IMF Management Approves a Staff Monitored Program for Equatorial Guinea
July 24, 2024
- Management of the International Monetary Fund has approved a 12-month Staff Monitored Program (SMP) for Equatorial Guinea that aims to deliver stronger, sustainable, and more inclusive private sector-led growth.
- Key pillars of the SMP are reinforcing fiscal sustainability, restoring the soundness of the banking sector, implementing structural reforms to facilitate economic diversification, improving social outcomes, and promoting better governance.
- Successful implementation of reforms underlying the SMP will help the authorities establish a requisite policy implementation track record for a potential Fund financing arrangement.
Washington, DC: Management of the International Monetary Fund (IMF) approved a 12-month non-financing Staff Monitored Program (SMP) for Equatorial Guinea on June 24, 2024.
Hydrocarbon production in Equatorial Guinea has fallen 56 percent since its peak in 2008 and is expected to fall a further 32 percent by 2029. Driven by a contraction in hydrocarbon production, Equatorial Guinea re-entered recession in 2023, with real GDP estimated to have contracted by 5.8 percent. The persistent decline in hydrocarbon production has put Equatorial Guinea’s fiscal and external accounts under strain. The economy is expected to stagnate in the medium term, reinforcing the urgent need for economic diversification.
The objective of the SMP with Equatorial Guinea is to deliver stronger, sustainable, and more inclusive growth in the face of a contracting hydrocarbon sector. The key pillars of the SMP supporting this objective are ensuring fiscal sustainability, restoring the soundness of the banking sector, undertaking structural reforms to facilitate economic diversification, improving social outcomes, and promoting better governance.
To ensure fiscal sustainability, the authorities are targeting fiscal adjustment in 2024 and 2025 that is consistent with safeguarding public debt sustainability in the medium term. This adjustment is expected to be underpinned by phasing out fuel subsidies, rationalizing capital expenditure, and improving domestic revenue mobilization. Despite the adjustment, the authorities will prioritize social spending to improve social outcomes. They aim to increase current social spending, especially for healthcare and education.
To restore the soundness of the banking sector, the authorities are preparing a plan for clearing domestic arrears, including those to the banking sector, and will take steps to ensure the health of a systemic public bank. Structural reforms planned to facilitate economic diversification include improving the quality and cost of internet access.

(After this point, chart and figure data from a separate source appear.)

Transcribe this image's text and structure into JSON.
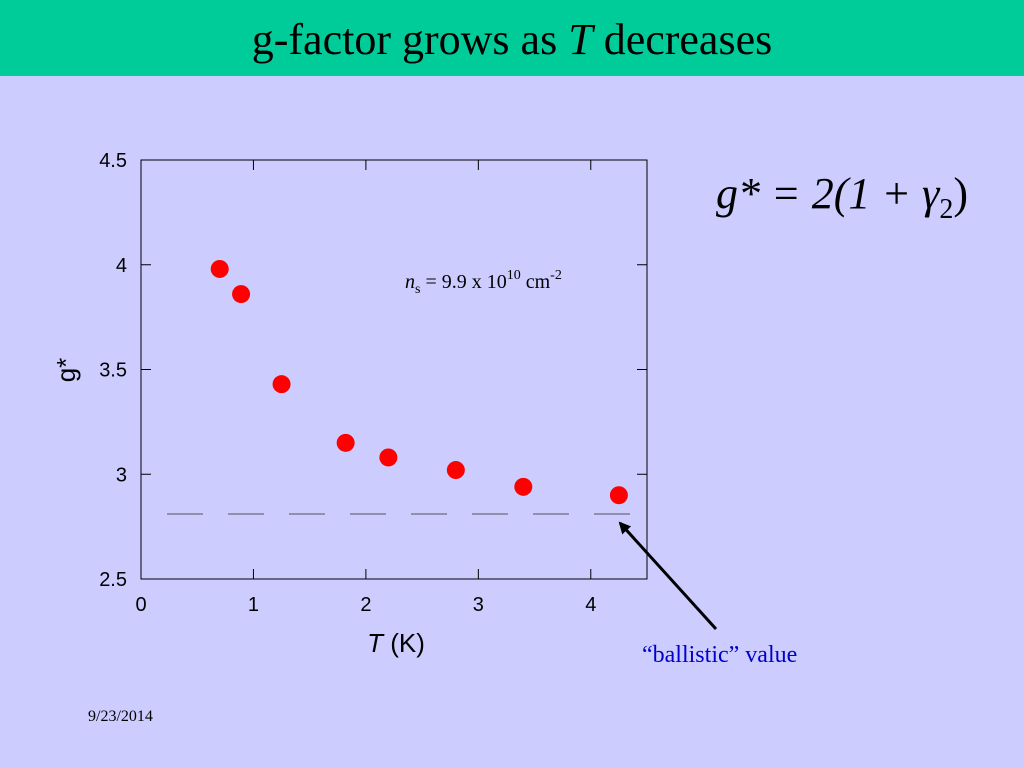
{
  "slide": {
    "title_prefix": "g-factor grows as ",
    "title_var": "T",
    "title_suffix": " decreases",
    "formula_lhs": "g* = 2(1 + γ",
    "formula_sub": "2",
    "formula_close": ")",
    "ballistic_label": "“ballistic” value",
    "date": "9/23/2014"
  },
  "colors": {
    "title_bar": "#00cc99",
    "background": "#ccccff",
    "points": "#ff0000",
    "ballistic_text": "#0000cc"
  },
  "chart_data": {
    "type": "scatter",
    "x": [
      0.7,
      0.89,
      1.25,
      1.82,
      2.2,
      2.8,
      3.4,
      4.25
    ],
    "y": [
      3.98,
      3.86,
      3.43,
      3.15,
      3.08,
      3.02,
      2.94,
      2.9
    ],
    "xlim": [
      0,
      4.5
    ],
    "ylim": [
      2.5,
      4.5
    ],
    "xticks": [
      "0",
      "1",
      "2",
      "3",
      "4"
    ],
    "yticks": [
      "2.5",
      "3",
      "3.5",
      "4",
      "4.5"
    ],
    "xlabel_var": "T",
    "xlabel_unit": " (K)",
    "ylabel": "g*",
    "annotation": {
      "var": "n",
      "sub": "s",
      "text": " = 9.9 x 10",
      "exp": "10",
      "unit": " cm",
      "unit_exp": "-2"
    },
    "reference_line": {
      "y": 2.81,
      "style": "dashed"
    },
    "grid": false
  }
}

The authorities have committed to a broad range of important reforms to promote better governance. They will approve implementing regulation for the anti-corruption commission, enabling the commission to begin carrying out its mandate, including overseeing the asset declaration regime. To foster transparency, the authorities will publish extractive sector contracts and expenditure audits. They will also prepare a national AML/CFT strategy to reinforce confidence in the financial system.
The SMP is designed to support the authorities’ implementation of their home-grown reform strategy. Its successful implementation will help Equatorial Guinea rebuild a track record of policy implementation as a steppingstone to a potential Fund-supported financing arrangement.